I'm not aware of any significant work on the hermicity of wave functions. In QM, what is important is the hermicity of operators, which is what the link you posted above is about. This is also, I think, what has triggered @PeroK's reply. You seem to be confusing operators and wave functions.

To come back to the OP, most often the eigenfunctions of Hamiltonians can be chosen purely real, so they are definitely not Hermitian functions.

This notation doesn't make sense to me. If you are using the Dirac notation, then there is no particular basis, so the $d/dx$ of a ket doesn't make sense. Likewise for the inclusion of a $^*$ in the ket, if it is to mean complex conjugation.

8. Jan 19, 2018

### SemM

It is difficult to use a common language here, because some are physicsts and some are mathematicians. This Dirac notation can also be given as

\int \psi p \psi^*dx

and is the expectation value of the momentum operator.

Thanks

9. Jan 19, 2018

### Orodruin

Staff Emeritus
This ha nothing to do with it. What you wrote simply does not make any sense. It is definitely not the same as you wrote in your last post. I would suggest taking three steps back and learn the fundamentals of Hilbert spaces and Dirac notation to represent elements in the Hilbert space.

10. Jan 22, 2018

### SemM

Anyway, the solution to this problem is to construct wavepackets, for those who are wondering, or should the original Hamiltonian be non-Hermitian, then refer to "Making sense of non-Hermitian Hamiltonians" by Carl Bender.

These conversations must yield an answer and not just critics, otherwise PF becomes a gladiator arena, with no pedagogic or informational role.

11. Jan 22, 2018

### Staff: Mentor

I don't get it. The most common wave packet, a Gaussian wave packet, can be purely real, hence non-Hermitian.

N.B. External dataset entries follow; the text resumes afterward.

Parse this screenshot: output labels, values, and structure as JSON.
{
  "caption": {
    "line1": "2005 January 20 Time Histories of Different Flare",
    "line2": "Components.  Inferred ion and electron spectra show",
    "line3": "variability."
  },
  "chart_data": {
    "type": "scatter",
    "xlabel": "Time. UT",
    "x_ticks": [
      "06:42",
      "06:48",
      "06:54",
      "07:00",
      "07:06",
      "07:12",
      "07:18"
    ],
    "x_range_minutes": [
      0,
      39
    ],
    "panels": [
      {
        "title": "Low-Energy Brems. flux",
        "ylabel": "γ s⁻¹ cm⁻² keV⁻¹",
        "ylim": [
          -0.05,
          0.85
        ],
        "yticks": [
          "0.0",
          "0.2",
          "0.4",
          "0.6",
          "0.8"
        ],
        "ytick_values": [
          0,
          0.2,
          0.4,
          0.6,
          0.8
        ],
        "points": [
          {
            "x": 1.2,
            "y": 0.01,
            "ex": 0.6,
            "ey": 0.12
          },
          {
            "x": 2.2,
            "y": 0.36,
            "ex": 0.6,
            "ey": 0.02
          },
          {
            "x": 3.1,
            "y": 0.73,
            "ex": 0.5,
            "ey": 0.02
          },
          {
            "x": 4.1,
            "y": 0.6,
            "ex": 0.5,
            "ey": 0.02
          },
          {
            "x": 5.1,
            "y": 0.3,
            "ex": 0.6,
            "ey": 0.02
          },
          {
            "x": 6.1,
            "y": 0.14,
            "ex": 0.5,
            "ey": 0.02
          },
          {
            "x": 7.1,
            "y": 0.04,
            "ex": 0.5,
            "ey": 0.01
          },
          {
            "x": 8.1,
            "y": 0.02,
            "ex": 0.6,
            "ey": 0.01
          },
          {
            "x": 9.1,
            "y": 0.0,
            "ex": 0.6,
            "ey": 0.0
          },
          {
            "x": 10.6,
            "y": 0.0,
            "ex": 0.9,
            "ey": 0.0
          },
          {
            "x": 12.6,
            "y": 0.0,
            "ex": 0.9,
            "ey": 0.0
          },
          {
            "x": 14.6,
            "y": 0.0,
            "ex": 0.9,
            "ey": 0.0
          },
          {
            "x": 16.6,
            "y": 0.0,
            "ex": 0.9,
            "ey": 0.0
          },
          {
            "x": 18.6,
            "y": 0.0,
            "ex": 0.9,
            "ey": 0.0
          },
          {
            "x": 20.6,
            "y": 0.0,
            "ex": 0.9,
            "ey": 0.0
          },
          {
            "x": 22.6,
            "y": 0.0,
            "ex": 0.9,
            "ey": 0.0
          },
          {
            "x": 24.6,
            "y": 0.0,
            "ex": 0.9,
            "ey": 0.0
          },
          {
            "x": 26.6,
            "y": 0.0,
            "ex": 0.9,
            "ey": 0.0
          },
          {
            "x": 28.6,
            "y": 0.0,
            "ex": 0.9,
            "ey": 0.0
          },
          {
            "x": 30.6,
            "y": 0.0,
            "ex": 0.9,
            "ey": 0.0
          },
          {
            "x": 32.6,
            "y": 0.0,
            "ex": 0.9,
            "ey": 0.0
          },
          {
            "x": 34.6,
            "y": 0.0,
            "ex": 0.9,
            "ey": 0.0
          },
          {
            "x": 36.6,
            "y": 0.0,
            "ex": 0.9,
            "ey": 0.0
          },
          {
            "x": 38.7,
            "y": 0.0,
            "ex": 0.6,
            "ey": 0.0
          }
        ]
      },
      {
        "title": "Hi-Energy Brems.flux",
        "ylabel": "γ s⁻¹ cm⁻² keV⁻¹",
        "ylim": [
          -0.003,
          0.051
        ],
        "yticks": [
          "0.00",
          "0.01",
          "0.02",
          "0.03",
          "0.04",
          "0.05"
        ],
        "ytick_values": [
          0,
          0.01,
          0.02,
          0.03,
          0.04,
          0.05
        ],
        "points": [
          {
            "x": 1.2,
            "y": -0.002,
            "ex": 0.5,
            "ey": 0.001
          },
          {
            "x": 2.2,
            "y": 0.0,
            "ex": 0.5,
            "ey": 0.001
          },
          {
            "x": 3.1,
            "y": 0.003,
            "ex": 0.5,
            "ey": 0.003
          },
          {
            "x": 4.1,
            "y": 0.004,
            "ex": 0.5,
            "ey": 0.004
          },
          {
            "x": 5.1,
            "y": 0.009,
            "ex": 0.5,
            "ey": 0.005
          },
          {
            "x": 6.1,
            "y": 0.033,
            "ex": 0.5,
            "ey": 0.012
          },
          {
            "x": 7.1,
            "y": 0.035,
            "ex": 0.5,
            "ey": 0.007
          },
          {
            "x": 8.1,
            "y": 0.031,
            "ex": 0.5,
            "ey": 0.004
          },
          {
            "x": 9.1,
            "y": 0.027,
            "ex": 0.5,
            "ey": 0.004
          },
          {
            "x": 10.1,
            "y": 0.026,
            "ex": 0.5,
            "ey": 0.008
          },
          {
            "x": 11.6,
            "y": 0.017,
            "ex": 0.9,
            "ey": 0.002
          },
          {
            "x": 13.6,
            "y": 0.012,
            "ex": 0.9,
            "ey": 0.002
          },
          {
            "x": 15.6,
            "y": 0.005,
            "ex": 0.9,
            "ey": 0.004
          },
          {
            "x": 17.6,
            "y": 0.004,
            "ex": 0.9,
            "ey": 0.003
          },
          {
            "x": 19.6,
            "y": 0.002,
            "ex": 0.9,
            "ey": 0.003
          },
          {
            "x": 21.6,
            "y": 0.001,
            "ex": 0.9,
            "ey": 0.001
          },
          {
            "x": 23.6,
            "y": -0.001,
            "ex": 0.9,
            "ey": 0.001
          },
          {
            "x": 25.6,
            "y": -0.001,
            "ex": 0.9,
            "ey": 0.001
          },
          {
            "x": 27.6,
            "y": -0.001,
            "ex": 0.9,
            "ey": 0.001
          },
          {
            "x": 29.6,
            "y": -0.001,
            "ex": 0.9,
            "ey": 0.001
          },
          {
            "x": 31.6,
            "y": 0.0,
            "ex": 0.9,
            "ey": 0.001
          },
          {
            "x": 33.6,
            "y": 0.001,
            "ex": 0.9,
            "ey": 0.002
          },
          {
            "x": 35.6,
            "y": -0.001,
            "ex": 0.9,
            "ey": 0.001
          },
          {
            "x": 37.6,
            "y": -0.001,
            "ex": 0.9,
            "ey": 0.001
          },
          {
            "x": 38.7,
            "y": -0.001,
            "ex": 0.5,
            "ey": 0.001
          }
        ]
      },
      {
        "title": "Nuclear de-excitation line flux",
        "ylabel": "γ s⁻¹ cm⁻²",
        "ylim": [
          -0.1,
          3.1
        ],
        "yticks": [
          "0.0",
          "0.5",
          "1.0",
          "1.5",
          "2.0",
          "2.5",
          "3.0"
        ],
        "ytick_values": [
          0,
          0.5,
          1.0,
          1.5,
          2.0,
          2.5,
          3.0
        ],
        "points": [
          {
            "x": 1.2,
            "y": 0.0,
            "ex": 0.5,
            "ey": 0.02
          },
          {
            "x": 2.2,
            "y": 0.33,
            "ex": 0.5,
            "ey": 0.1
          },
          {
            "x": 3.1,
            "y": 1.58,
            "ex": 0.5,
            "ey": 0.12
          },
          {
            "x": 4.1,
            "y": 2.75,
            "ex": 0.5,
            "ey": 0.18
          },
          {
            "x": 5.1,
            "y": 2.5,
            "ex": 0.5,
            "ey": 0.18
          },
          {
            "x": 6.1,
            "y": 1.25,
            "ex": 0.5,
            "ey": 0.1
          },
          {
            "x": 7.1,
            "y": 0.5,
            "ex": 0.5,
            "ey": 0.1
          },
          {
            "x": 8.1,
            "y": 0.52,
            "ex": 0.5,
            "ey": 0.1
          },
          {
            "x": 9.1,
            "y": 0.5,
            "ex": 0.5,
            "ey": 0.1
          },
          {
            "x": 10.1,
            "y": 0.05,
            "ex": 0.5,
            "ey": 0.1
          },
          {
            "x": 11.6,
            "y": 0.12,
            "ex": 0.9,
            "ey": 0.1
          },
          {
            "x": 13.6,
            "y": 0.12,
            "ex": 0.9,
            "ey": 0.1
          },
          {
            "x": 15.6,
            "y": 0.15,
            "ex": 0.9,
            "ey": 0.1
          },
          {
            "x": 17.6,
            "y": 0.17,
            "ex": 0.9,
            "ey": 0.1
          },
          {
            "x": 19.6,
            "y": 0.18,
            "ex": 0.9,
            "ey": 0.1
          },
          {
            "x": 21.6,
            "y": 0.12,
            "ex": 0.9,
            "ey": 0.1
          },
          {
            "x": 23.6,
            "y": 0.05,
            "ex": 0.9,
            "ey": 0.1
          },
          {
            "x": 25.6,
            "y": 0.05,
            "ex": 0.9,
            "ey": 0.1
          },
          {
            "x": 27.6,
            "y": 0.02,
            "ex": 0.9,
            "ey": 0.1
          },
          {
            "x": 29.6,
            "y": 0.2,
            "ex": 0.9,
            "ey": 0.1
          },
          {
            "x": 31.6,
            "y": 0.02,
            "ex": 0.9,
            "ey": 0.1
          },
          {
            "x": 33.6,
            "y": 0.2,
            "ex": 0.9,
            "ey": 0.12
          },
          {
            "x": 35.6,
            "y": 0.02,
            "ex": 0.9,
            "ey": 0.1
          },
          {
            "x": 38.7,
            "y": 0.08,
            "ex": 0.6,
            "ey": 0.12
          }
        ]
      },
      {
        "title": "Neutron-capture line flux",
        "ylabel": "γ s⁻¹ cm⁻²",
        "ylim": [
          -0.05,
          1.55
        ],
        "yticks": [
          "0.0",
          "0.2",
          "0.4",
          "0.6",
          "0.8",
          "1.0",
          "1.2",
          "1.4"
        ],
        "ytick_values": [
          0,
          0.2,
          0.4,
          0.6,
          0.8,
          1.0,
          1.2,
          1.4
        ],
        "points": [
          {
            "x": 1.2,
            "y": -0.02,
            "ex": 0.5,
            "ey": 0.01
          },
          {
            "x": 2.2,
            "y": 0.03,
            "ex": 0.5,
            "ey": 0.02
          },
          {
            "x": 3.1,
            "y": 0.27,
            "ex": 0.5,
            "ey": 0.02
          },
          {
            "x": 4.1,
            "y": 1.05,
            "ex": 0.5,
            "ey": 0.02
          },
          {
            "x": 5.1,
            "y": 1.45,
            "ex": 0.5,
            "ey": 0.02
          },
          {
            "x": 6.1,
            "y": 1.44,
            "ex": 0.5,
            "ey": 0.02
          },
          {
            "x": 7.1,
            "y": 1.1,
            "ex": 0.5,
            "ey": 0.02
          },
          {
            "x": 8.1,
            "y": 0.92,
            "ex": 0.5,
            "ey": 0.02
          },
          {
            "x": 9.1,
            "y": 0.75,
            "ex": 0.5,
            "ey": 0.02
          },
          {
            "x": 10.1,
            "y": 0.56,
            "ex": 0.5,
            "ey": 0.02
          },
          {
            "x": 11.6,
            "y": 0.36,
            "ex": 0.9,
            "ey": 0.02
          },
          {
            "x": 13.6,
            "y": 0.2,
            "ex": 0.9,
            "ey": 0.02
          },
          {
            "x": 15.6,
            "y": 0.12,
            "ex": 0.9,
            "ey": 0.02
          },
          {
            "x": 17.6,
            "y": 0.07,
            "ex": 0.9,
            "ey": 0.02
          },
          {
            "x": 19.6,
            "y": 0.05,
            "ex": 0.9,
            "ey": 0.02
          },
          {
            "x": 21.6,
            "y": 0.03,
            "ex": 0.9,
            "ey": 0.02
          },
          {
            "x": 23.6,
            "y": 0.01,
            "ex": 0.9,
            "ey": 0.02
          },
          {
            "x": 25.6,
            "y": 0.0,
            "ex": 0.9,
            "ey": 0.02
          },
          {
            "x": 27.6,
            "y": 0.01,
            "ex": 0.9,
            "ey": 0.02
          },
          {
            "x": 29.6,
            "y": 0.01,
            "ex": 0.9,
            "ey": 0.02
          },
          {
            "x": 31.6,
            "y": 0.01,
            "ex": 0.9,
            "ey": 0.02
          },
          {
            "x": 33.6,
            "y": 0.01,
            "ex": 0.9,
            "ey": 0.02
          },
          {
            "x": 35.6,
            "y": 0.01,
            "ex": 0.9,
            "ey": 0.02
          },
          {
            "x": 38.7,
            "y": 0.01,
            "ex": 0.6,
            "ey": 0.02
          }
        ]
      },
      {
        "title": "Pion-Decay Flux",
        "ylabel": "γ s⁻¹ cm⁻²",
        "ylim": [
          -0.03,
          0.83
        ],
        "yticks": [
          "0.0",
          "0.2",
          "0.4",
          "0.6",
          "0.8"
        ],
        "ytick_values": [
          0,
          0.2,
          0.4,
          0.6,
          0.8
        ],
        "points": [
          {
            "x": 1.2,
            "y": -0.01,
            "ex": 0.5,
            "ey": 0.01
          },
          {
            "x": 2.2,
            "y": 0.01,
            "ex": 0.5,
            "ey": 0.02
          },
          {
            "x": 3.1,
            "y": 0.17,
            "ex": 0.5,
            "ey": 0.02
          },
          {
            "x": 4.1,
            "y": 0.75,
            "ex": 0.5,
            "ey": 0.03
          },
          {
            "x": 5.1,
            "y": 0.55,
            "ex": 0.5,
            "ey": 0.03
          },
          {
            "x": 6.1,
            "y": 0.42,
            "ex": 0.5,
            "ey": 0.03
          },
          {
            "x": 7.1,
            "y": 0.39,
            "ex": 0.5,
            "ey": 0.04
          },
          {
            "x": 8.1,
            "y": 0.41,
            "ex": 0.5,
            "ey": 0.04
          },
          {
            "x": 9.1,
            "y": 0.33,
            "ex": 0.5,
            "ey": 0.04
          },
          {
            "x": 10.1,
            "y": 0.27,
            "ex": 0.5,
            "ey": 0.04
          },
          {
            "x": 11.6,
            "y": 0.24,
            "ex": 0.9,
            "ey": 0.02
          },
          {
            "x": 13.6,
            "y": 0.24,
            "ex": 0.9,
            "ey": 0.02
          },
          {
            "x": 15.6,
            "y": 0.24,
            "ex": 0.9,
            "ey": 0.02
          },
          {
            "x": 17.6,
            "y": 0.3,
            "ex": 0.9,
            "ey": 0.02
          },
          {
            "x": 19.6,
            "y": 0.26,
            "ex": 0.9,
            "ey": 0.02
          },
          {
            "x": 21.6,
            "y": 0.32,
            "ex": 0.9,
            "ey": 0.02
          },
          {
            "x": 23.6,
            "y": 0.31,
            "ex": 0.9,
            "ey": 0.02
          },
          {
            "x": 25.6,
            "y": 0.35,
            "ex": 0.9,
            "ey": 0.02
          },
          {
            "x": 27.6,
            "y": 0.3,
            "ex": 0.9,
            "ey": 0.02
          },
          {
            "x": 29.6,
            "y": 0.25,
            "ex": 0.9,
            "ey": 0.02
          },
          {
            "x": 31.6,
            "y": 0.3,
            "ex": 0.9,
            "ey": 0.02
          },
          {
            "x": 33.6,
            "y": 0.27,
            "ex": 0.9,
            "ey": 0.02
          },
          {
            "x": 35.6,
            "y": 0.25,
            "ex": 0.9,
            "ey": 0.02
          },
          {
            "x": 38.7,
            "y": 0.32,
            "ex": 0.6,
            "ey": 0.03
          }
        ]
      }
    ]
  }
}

The problem is the questions you ask, along with the replies you give, show a lack of basic knowledge. It is extremely pedagogical for people to reply that you must take steps back and try and get proper basic knowledge first.

Let me translate what these threads of yours sound to me. OP: "What is the colour of a hydrogen atom?" Followed up by question asking what do you mean by color of an atom, and a back and forth about basic principles, to be concluded by you saying "You should simply have answered blue."

12. Jan 22, 2018

### SemM

I didnt say the wavepacket must be non-hermitian. I said that constructing wavepackets is a way to find a solution to a model that does not give real and trivial expectation values for its observables.